LombokPost - Zheng Qinwen kembali menghiasi Vogue China untuk edisi Desember 2025, setahun setelah sejarah tercipta ketika ia menjadi atlet pertama—pria maupun wanita—yang tampil di sampul majalah mode bergengsi itu.
Penampilan Zheng Qinwen di Vogue China kali ini menghadirkan hampir setengah lusin versi sampul yang menampilkan sisi berbeda sang juara Olimpiade, menjadikannya sorotan besar di dunia mode dan olahraga.
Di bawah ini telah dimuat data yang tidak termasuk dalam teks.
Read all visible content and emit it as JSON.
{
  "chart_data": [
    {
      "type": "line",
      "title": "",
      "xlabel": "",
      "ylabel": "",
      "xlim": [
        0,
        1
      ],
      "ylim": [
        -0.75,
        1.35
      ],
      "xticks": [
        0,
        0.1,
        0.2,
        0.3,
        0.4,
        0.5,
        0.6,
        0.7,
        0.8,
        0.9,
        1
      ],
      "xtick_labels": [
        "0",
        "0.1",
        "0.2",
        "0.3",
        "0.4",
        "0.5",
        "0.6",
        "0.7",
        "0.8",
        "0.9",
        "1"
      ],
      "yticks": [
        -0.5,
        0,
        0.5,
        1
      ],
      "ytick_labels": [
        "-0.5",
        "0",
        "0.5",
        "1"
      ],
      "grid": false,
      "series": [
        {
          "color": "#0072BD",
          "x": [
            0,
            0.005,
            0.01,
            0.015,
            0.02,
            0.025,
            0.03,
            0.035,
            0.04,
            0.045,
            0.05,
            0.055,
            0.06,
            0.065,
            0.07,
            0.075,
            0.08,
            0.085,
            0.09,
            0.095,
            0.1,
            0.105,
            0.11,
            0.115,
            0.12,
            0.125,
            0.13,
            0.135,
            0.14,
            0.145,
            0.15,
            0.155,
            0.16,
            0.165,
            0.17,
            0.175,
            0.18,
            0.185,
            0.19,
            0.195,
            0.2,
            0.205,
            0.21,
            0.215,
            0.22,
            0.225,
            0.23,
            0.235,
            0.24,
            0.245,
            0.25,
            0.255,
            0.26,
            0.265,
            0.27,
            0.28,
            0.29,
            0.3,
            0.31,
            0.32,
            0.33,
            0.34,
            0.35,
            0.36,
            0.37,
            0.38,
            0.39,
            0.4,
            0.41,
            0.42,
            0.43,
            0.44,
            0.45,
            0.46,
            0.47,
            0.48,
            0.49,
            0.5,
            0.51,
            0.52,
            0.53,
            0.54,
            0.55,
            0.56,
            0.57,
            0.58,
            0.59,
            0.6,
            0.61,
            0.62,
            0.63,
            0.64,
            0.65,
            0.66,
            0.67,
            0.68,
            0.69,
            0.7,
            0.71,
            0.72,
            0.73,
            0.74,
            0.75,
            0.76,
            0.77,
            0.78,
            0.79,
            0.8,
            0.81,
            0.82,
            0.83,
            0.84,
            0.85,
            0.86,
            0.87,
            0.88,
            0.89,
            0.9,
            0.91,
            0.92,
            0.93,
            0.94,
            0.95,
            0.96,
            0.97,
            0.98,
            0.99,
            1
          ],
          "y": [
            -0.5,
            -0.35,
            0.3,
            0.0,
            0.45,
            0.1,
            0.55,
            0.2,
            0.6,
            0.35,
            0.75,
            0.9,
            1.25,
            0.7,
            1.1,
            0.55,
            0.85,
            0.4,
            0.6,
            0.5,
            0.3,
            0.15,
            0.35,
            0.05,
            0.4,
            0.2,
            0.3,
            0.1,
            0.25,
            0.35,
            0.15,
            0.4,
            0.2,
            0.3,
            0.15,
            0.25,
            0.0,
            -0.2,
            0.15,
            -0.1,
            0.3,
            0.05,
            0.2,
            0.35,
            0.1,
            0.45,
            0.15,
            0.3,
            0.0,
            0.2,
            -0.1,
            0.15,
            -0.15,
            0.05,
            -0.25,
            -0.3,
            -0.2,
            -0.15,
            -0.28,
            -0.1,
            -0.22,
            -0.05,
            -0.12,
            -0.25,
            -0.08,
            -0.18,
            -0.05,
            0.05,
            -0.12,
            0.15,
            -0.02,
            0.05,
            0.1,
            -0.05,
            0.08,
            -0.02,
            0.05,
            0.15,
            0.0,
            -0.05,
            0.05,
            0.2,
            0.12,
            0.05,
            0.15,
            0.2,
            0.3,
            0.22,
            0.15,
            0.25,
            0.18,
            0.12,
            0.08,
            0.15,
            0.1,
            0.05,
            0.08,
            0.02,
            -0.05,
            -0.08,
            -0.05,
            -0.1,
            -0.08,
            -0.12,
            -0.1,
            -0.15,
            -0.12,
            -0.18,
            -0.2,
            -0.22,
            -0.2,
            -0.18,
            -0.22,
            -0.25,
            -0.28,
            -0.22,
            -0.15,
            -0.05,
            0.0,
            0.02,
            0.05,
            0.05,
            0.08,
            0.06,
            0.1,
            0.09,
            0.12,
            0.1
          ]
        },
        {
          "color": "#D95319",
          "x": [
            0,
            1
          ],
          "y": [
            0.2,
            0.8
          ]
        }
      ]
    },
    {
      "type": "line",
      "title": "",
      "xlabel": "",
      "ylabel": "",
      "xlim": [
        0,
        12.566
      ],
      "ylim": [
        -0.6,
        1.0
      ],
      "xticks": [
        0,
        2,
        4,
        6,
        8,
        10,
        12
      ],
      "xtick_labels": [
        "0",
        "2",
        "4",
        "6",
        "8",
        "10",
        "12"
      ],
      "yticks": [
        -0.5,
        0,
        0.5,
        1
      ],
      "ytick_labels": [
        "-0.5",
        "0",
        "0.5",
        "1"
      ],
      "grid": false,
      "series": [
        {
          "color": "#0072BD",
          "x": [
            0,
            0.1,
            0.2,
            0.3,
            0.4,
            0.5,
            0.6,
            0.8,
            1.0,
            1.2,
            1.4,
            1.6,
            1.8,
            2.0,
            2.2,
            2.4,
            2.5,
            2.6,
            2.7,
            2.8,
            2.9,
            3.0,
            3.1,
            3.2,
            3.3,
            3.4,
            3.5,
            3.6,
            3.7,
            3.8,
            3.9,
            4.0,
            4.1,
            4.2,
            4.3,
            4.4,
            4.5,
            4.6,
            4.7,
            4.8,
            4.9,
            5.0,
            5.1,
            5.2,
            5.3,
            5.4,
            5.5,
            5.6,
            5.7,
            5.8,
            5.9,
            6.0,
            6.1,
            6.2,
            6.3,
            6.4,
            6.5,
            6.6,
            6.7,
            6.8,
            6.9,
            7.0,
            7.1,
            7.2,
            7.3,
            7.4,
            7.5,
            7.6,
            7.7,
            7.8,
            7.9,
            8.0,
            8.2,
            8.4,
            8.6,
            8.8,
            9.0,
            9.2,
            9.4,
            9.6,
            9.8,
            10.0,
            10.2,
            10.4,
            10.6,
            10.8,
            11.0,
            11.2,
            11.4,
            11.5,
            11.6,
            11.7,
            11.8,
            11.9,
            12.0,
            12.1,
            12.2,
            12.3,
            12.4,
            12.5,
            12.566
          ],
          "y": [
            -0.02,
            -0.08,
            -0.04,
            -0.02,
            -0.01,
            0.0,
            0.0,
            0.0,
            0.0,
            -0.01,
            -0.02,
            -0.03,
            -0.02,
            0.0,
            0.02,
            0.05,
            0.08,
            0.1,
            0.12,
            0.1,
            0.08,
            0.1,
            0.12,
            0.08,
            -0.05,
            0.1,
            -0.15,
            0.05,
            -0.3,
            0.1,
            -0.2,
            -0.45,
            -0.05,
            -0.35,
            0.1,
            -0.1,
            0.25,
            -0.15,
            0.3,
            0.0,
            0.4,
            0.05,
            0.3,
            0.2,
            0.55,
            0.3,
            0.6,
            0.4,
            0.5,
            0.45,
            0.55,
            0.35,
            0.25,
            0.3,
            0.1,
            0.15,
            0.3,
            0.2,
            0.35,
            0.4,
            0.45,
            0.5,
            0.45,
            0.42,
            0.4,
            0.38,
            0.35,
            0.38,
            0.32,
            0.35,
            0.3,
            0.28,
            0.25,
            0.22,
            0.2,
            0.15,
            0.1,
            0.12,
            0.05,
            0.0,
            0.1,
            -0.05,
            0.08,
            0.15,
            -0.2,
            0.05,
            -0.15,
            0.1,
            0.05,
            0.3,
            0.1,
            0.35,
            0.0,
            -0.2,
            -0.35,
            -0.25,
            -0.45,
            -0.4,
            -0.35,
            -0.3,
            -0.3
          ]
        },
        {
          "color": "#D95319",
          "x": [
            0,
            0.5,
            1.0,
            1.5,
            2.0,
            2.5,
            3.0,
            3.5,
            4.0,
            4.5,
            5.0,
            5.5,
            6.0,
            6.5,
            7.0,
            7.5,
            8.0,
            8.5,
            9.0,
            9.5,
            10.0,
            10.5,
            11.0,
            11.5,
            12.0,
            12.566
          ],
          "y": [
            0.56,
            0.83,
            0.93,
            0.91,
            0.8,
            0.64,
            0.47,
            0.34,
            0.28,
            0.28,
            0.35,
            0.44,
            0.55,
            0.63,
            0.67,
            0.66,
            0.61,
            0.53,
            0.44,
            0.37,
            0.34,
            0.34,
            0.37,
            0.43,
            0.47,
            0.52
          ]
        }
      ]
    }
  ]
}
Dalam pemotretan terbaru bertajuk “Iramanya Sendiri”, Zheng Qinwen memadukan gaya busana jalanan, busana tradisional, hingga foto kreatif yang memamerkan kepribadiannya.
Ia tampil memegang labu sebagai dumbel, berpose ceria dengan cincin permen, hingga melakukan tendangan voli dari bak mandi menggunakan raket tenis raksasa. Kehadiran Zheng Qinwen di Vogue China kembali mempertegas statusnya sebagai ikon olahraga dan fashion.
Meski identik dengan performa eksplosif di lapangan, ritme Zheng Qinwen pada 2025 terganggu cedera siku.
Usai Wimbledon, ia menjalani operasi dan sempat kembali di China Open sebelum akhirnya menutup musim lebih cepat. Namun, cedera justru membuka ruang bagi Zheng untuk menemukan perspektif baru.
Dalam tulisan pendamping sampul, Zheng Qinwen mengungkapkan bahwa masa pemulihan memberinya waktu untuk belajar dari “kelambatan” dan membangun “kehidupan yang tinggi”.
“Pemain profesional yang baik harus tahu bagaimana mengatur kehidupannya,” katanya. “Sebelum mencapai usia dewasa, hidup Anda diatur untuk Anda, dan Anda hanya perlu mengikuti jalan yang tetap. Setelah menjadi dewasa, setelah Anda mengetahui apa yang telah Anda pilih, Anda harus mengambil tindakan untuk pilihan Anda: kompetisi mana yang akan diikuti dan bagaimana mengalokasikan waktu dan energi Anda,”sambungnya.
Meskipun diganggu cedera, Zheng Qinwen tetap menjadi salah satu atlet paling laris di dunia.
Setelah meraih emas tunggal Olimpiade—gelar pertama bagi Tiongkok—popularitasnya melejit. Zheng meraup 19 juta dolar AS melalui kesepakatan sponsorship pada 2025, menjadikannya atlet wanita dengan bayaran tertinggi kelima secara global menurut Sportico.